別に子供だけが鼻水をすすっているわけではありませんが、
特に子供は鼻をかむのが面倒で、習慣的に鼻すすりをしていることがよくあります。
たまに鼻水をすする程度なら大丈夫ですが、
毎日のように鼻水すすりをするのは問題です。
鼻水には細菌やウイルスを外に洗い流すという役目があります。
鼻水すすりをすると、せっかく鼻水がからめとってくれた
細菌やウイルスが喉の奥に流れてしまい、喉が炎症することがあります。
また、鼻水すすりは急性中耳炎や浸出性中耳炎の原因にもなります。
鼻水をすするとどうして子供に中耳炎が起こりやすいのでしょうか?
鼻の奥は中耳(鼓膜の内側)とつながっています。
鼻の奥と咽との境から、中耳までつながる通気口を耳管(じかん)といいます。
鼻水をすすると、その度に中耳内の圧力が陰圧になり、
細菌やウイルスが鼻の奥から中耳に侵入しやすくなります。
子供に起こりやすい理由は、まずアデノイドとういう扁桃組織が大人よりも大きく
これが耳管をふさぎ耳管の出入り口を圧迫しているためです。
次に子供に副鼻腔炎の多いことです。
これもドロドロした鼻水が耳管の出入り口付近にたまりやすいことが挙げられます。
鼻水が耳管の入り口付近にたまり、中耳腔の空気圧調整や中耳の中の空気の入れ換え
中耳の掃除がうまく出来なくなります。
耳管の出入り口がふさがれることで中耳に粘液がたまってしまいます。
耳管の働きが未熟であることも理由として考えられます。
子供の耳管は太くて短く、耳管の傾斜も緩やかなので
細菌などが侵入しやすくなり注意が必要です。
放っておくと中耳に粘液がたまっているため鼓膜や耳小骨の動きが悪くなり
難聴気味にななります。
授業中、先生の話がよく聞こえず落ち着きが無かったり成績が悪くなったりします。
そしてさらに放っておくと難聴が残ったり、
鼓膜が奥にくっついてしまう癒着性中耳炎などの慢性中耳炎という非常に厄介な中耳炎になってしまうことがあります。

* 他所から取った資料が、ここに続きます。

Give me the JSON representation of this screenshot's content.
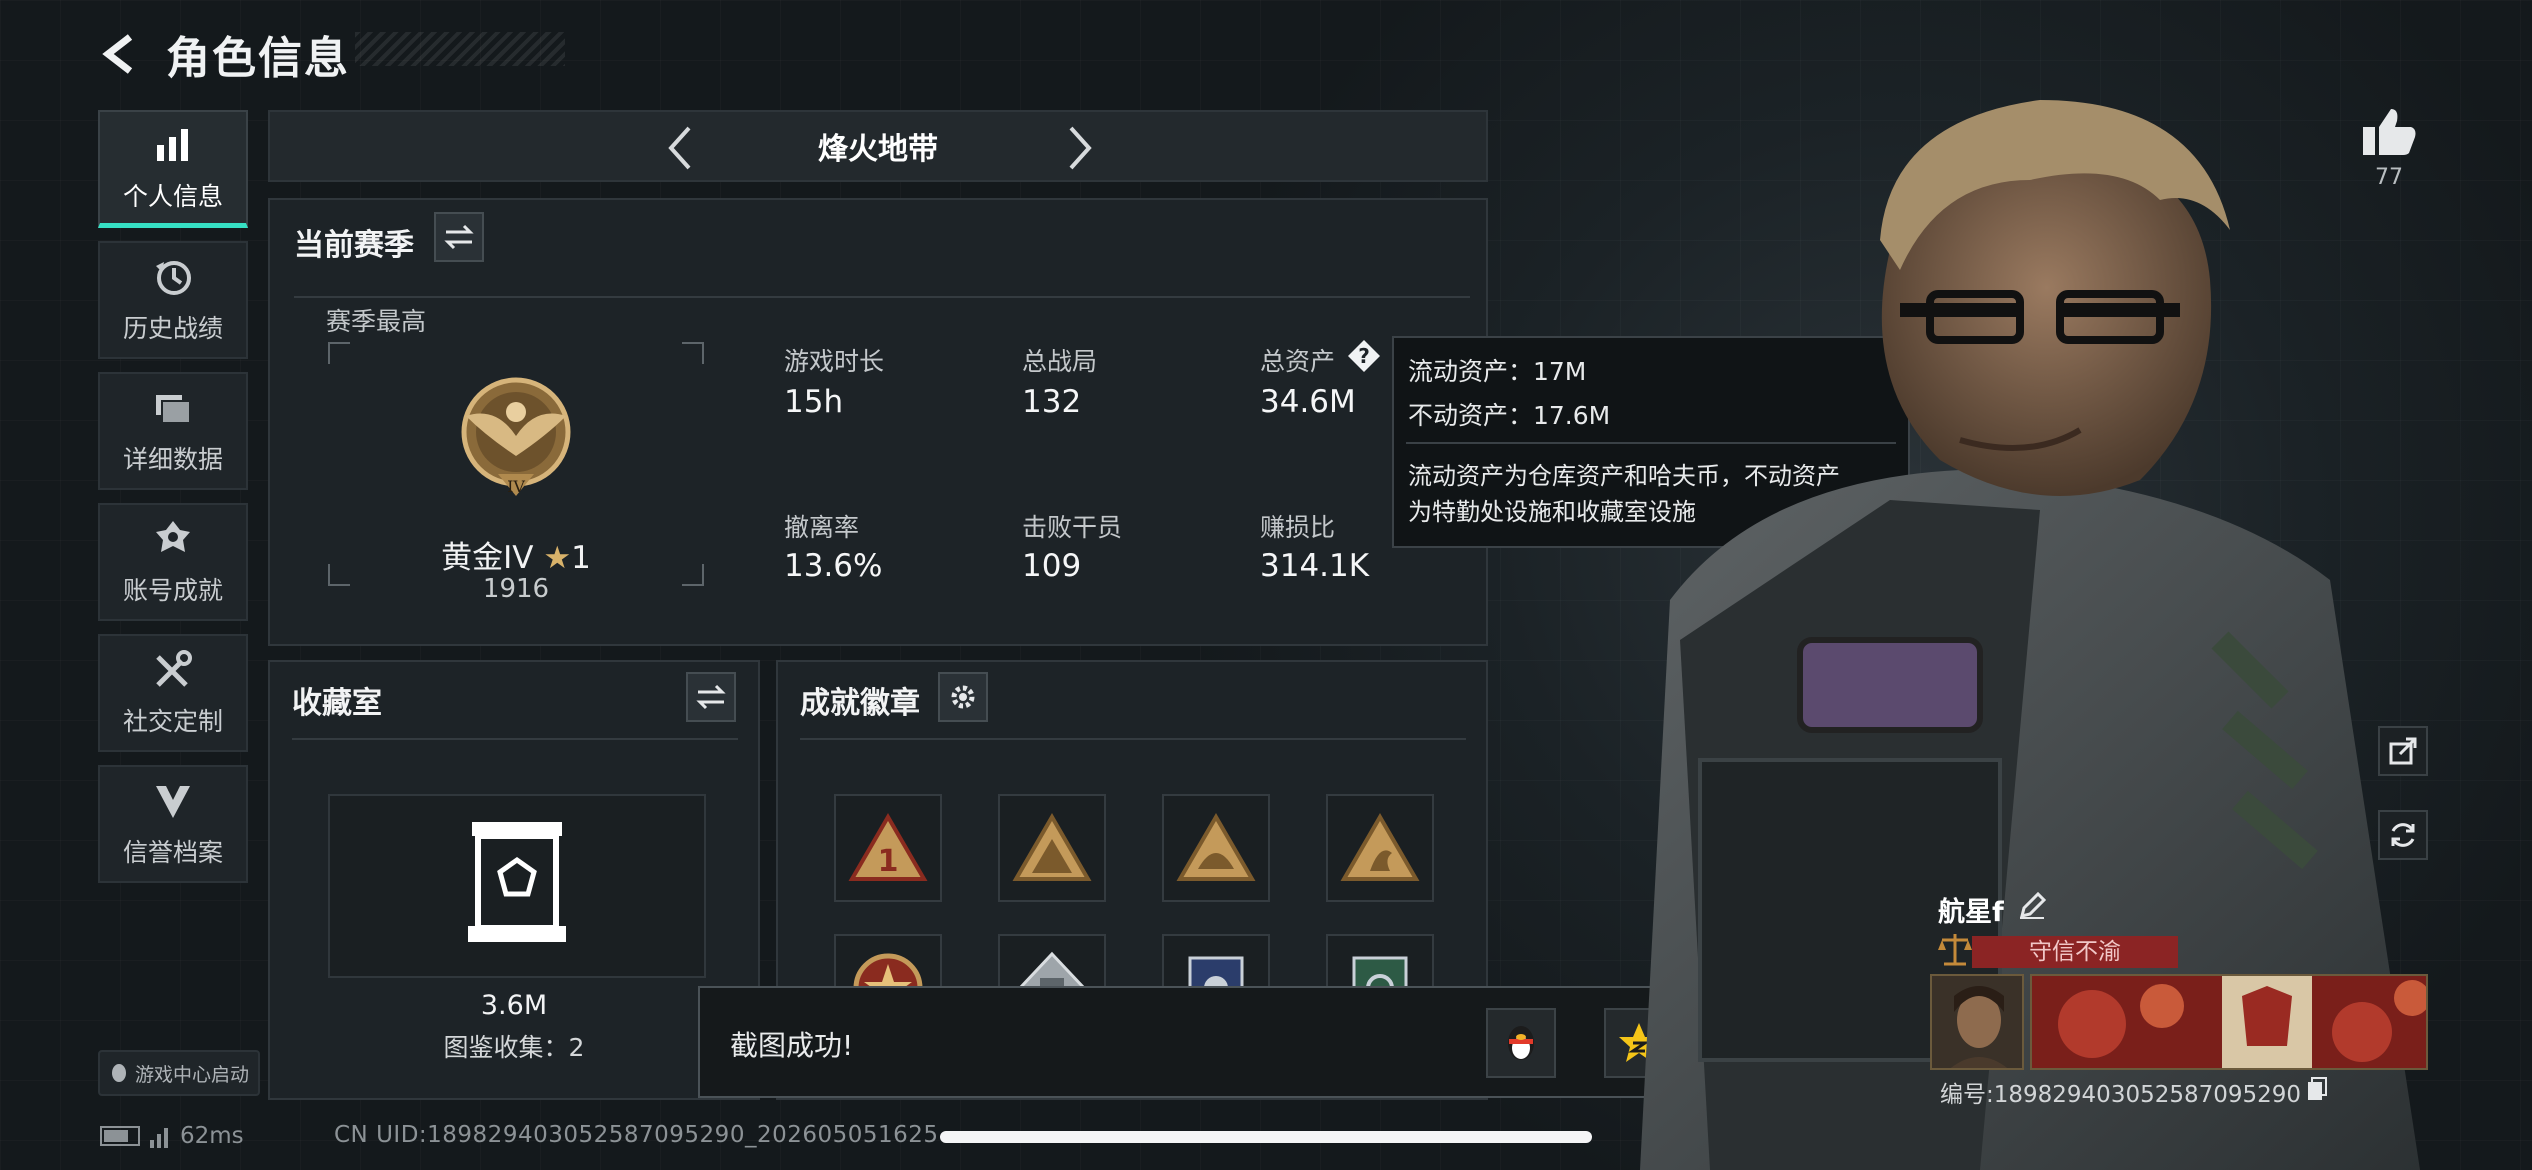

たかが鼻水すすりですが、子供の場合は特に気をつけてあげましょう。
無意識ですすっていることが多いので周りの人がこまめに注意してあげてください。
もちろん大人の人にも同じことです。
また鼻水をかむときは耳まで響かないように
片方づつ、ゆっくりとかむように教えてあげてください。